Like her real life, Dawson is romantically involved with a politician in her upcoming series, Briarpatch. This prompted Variety to ask if there are any similarities between the scenarios in Briarpatch and her relationship with Booker.
"I feel like I’m dating Captain America, I mean he's just such an amazing, brilliant, kind, empathetic, beautiful, loving human being," Dawson said when describing Booker. "And then this character has that as his sort of face... They could not be more different characters."
Both Dawson and Booker have demanding careers that require more attention than the average job. This has hindered Dawson from being by Booker's side every step of the election. The actress tells Variety that she sometimes receives more criticism for her busy schedule than Booker and it will be interesting to see if this commentary evens out.
"He’s hoping to make the Zombieland premiere, but I’m curious to see, if he doesn’t, if he’s going to get the same amount of press being like 'why aren’t you supporting your women,'" Dawson said. "I’ve been getting all this press like ‘Why aren’t you at your man’s side’ when I’ve made it really clear that it’s okay to be a working mom."
Although her independence has been painted in a negative light by the pundits, Dawson's ability to separate their love life from their career aspirations has allowed her to take an objective look at the upcoming election.

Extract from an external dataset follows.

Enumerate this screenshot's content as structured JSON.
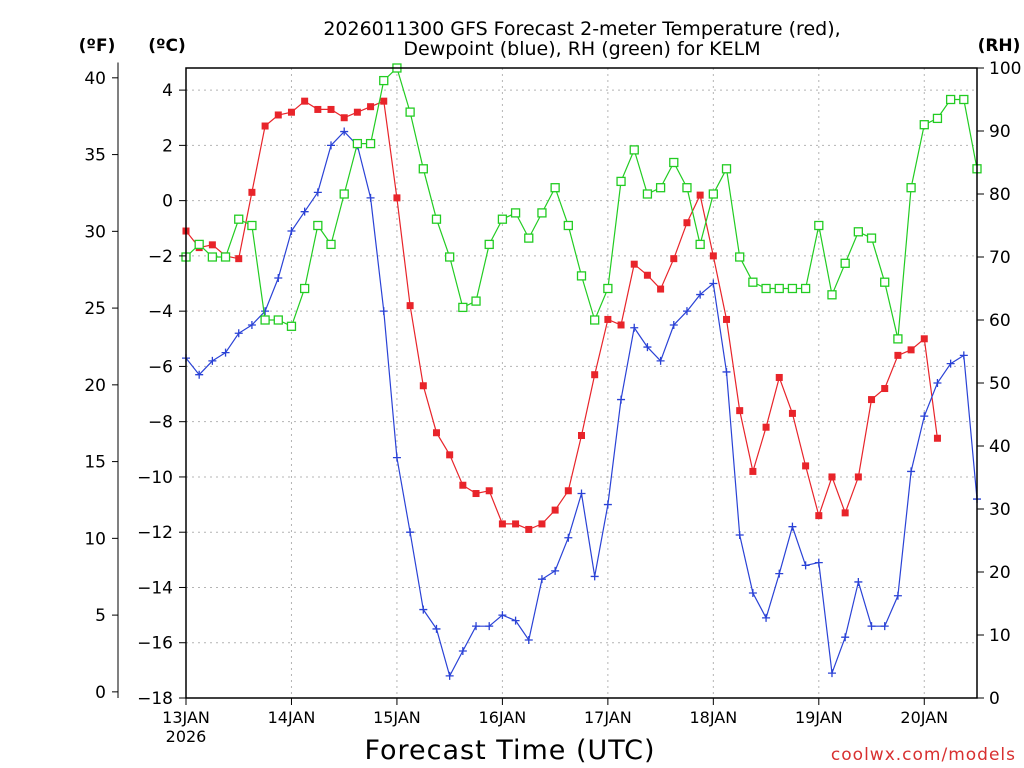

As a result, the actress claims that she's not endorsing one specific candidate rather it's more important that people get involved in the political process.
"Regardless of Cory, I wasn’t going to be behind any particular candidate this election. I really just want to be behind the electorate," Dawson explained. "This election is really really critical. A lot of the themes that are touched on [in Briarpatch] are really, narratively critical for us to be talking about in a wider space so that people can come to the table and see where their position is and see where they can be active... We need all hands on decks."